There would be questions. Kids liked questions. Especially, the kids in her class. She’d have to explain to them why her mommy had lost all her hair.

They might pick on her for having a bald mother.

Her grandma had explained to her that her mother losing hair was a good thing because it meant she was getting better. The medicine did it to her.

Hair loss meant the medicine was working.

Jemma wondered if her daddy was taking her to meet her mommy somewhere, like a surprise. Maybe, an early birthday surprise.

Even though part of her wanted to know, she didn’t want to ask him. She didn’t want to say a word.

She knew he was her daddy. He had to be. She was almost positive.

He looked like him. He acted like him, only quieter. It had to be him. Right?

She wanted to know, to be certain, but she felt tired. Her eyes felt heavy.

She yawned one last time in a long, over the top way. And she craned her head, and pushed up off of the seat with her knuckles, and tried to look at the terrain out the window, but all she could see was Texas wasteland.

She saw a sign that read a funny word. She wasn’t sure how to say it, but she mouthed the letters anyway.

O-Z-O-N-A

She looked at it as the sign passed.

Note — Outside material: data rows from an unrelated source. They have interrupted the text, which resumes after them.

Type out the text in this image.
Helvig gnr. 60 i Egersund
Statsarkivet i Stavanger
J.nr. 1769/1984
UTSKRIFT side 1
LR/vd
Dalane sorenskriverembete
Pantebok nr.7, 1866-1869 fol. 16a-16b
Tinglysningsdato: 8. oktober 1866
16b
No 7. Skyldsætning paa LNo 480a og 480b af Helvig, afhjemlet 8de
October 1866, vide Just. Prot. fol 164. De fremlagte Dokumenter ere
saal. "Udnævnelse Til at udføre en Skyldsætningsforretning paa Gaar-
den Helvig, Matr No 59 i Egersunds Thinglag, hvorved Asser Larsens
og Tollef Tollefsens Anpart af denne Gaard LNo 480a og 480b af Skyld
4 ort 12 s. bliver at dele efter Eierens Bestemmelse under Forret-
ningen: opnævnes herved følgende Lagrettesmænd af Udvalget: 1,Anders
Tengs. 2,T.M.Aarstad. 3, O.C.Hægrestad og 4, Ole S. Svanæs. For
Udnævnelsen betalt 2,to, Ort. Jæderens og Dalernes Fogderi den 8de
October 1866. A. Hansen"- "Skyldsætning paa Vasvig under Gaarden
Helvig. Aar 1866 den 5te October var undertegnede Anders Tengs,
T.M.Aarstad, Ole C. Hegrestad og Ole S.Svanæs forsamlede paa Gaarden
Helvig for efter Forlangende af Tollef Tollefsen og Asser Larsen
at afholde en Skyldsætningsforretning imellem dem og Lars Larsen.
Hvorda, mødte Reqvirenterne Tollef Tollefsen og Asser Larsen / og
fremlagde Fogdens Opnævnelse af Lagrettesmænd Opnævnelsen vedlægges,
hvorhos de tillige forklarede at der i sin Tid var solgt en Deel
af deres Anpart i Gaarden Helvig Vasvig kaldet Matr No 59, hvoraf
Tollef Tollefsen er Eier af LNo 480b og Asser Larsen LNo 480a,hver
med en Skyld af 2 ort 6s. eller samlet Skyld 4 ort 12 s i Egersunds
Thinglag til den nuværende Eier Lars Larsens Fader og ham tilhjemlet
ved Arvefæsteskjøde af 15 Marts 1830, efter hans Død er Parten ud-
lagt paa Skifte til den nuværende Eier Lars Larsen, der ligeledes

She mouthed it again, wondered how to pronounce it.

Sound it out; her teacher would’ve said.

She recognized the Oz like Oz from Wizard of Oz, one of her favorite books. It was better than the movie; she thought because the book had action and blood and death in it. She liked that stuff.

The word name of the town they just passed was Ozona.

It was a cool word.

Jemma yawned again.

The time must’ve been close to her regular nap time. Not at school, but at her grandma’s house. Usually, her grandma would fix her a big lunch, and then she’d get so sleepy that she’d take a nap after.

This time she had not touched her lunch. But she was still sleepy like she was programmed to be.

She looked at the guy who looked like her daddy one last time. He looked tired too. He looked like he hadn’t slept in days. She was about to ask him if he wanted to take a nap with her.

Before she could, her eyes got too heavy to keep open, and she laid her head back against the seat.

She was out like a light in seconds.